Nobody said being a single mother is easy. Every single mother has to be the mother and the father to her child, taking on two extremely difficult roles in one, and doing so while maintaining her own self-care. With Father’s Day passing this weekend, there is still public controversy about whether single mothers should be honoured if the father of a child be absent. Stroking this controversy was toilet paper company, Angel Soft, who released a commercial, two years ago, recognizing single mothers on Father’s Day. Back in 2011, Hallmark’s Mahogany Line released a Happy Father’s Day card specifically targeted to African American single mothers. Unsurprisingly, the card generated criticism from the African-American community for being racist, and for simplifying the problem of absentee-fathers within the community. Today, Hallmark still offers a Father’s Day card aimed at single mothers, although the card no longer targets single African-American mothers.

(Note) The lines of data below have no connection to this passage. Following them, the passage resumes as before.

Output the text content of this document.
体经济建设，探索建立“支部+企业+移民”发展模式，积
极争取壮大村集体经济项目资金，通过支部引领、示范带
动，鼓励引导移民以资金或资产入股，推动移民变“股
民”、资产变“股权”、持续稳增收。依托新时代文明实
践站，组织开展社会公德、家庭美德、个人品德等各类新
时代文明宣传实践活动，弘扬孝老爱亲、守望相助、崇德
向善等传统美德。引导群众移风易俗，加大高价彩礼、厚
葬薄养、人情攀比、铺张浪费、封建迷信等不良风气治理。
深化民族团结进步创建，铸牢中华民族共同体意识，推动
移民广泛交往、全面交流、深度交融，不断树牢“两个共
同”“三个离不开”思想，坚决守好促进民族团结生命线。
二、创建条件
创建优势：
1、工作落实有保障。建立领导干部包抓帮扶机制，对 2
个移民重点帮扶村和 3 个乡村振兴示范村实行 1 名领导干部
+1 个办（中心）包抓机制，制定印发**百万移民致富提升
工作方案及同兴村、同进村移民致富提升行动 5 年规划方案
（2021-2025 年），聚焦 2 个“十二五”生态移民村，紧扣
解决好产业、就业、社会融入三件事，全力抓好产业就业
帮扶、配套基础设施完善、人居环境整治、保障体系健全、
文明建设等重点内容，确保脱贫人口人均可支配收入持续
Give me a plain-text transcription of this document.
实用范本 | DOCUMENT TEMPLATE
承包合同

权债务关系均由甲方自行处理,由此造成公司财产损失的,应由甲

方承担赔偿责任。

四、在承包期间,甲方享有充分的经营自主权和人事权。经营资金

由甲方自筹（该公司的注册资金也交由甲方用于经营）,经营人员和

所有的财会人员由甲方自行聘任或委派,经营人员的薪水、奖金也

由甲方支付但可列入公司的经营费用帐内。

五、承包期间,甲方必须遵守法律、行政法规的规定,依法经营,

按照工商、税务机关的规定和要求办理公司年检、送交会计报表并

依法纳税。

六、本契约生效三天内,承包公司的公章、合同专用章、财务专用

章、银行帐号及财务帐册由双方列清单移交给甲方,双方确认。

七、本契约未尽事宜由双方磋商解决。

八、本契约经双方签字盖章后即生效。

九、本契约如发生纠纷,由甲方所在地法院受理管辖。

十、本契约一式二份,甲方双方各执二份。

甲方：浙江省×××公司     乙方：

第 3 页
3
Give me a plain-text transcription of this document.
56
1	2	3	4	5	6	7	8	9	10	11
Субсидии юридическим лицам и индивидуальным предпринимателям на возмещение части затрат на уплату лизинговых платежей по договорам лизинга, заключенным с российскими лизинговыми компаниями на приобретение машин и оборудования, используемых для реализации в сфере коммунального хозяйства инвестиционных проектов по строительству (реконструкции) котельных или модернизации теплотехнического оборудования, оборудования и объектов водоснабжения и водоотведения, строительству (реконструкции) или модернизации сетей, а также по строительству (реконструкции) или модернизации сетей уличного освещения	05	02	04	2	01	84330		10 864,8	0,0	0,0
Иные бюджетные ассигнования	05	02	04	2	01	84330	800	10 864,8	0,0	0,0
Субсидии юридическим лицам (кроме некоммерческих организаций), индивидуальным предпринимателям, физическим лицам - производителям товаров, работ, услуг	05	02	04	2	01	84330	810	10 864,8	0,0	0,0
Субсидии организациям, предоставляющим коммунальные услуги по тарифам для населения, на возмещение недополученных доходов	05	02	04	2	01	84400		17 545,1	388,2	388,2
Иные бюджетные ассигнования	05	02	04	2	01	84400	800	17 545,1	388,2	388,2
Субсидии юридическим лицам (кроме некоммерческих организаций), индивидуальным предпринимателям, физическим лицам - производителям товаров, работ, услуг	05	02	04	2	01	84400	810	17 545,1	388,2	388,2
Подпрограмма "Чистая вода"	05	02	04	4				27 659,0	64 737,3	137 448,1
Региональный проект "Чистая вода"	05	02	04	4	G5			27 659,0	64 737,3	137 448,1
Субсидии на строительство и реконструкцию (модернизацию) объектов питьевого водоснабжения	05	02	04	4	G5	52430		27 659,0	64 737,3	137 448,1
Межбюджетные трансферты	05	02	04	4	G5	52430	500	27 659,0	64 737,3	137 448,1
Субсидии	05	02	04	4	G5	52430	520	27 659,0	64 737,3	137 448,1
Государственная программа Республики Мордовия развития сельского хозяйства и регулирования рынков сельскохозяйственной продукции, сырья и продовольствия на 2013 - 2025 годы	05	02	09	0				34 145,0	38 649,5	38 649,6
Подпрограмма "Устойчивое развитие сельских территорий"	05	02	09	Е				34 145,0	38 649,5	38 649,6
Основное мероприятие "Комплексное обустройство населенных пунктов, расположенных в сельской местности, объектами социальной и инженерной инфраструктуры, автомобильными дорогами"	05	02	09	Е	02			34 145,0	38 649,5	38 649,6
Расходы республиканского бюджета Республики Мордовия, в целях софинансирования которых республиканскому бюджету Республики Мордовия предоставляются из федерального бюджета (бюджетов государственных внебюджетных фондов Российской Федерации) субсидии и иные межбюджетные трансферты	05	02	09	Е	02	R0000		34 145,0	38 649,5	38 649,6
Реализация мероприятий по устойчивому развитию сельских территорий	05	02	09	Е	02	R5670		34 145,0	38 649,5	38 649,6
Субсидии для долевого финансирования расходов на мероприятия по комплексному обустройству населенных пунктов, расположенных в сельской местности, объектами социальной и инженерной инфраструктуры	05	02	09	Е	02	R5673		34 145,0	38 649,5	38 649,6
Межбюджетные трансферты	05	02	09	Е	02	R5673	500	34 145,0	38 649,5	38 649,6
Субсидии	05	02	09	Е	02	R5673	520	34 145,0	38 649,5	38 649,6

My father cooked and cleaned when I was growing up. He bathed me and took me to school, and after he picked me up from school, we spent hours working on my homework together. He was my mother and my father when I was a child, as was my mum who also did all the things my father did. My father taught me about body hygiene, and my mother taught me about periods. My mother bought me my school shoes, and my father disciplined me when he thought me to be out of line.
Both parents were both parents to me, dividing their share of raising me, not according to gendered norms, but as partners within a family where both were the head of the family. On Father’s Day, I do not think to give my father a “Happy Mother’s Day” card. Similarly, on Mother’s Day, I do not honour my mother with a “Happy Father’s Day” card. Should either one had not been present during my childhood, I would still honour each respective parent as the mother or the father.
Honouring mothers as fathers on Father’s Day is not needed, for the single mother who raises her child, or children, on her own, does so as a single mother, not as a single father. She does not refer to herself as a father, although does attempt to replace the loss of a father’s presence. My father was often away for long periods of time, and my mother became the only authority figure in my household. As a younger child, my mother worked long hours and was barely at home, leaving me with my father. Without the presence of one, the other stepped in to become both parent to me.
While I do not trivialise the struggle every single mother goes through, it becomes unnecessary to switch the gendered celebration, when single fathers are also honoured on Father’s Day. My aunt, a single mother herself, receives a Mother’s Day card from me, for she has been like a mother to me too. Yet, I do not presume to send her a Father’s Day card on Father’s Day, though she has often acted like a father to me too. The debate here, perhaps, is not about honouring mothers during Fathers’ Day, or vice versa. It is about honouring parents during two differing days that cater to both genders. Within our current culture of rejecting rigid gendered norms, the mother can be the father, and the father the mother, whether in single-parent homes, double-parent homes or within other non-traditional family settings. Coincidentally, there is also a National Single Parents’ Day, celebrated on March 21st.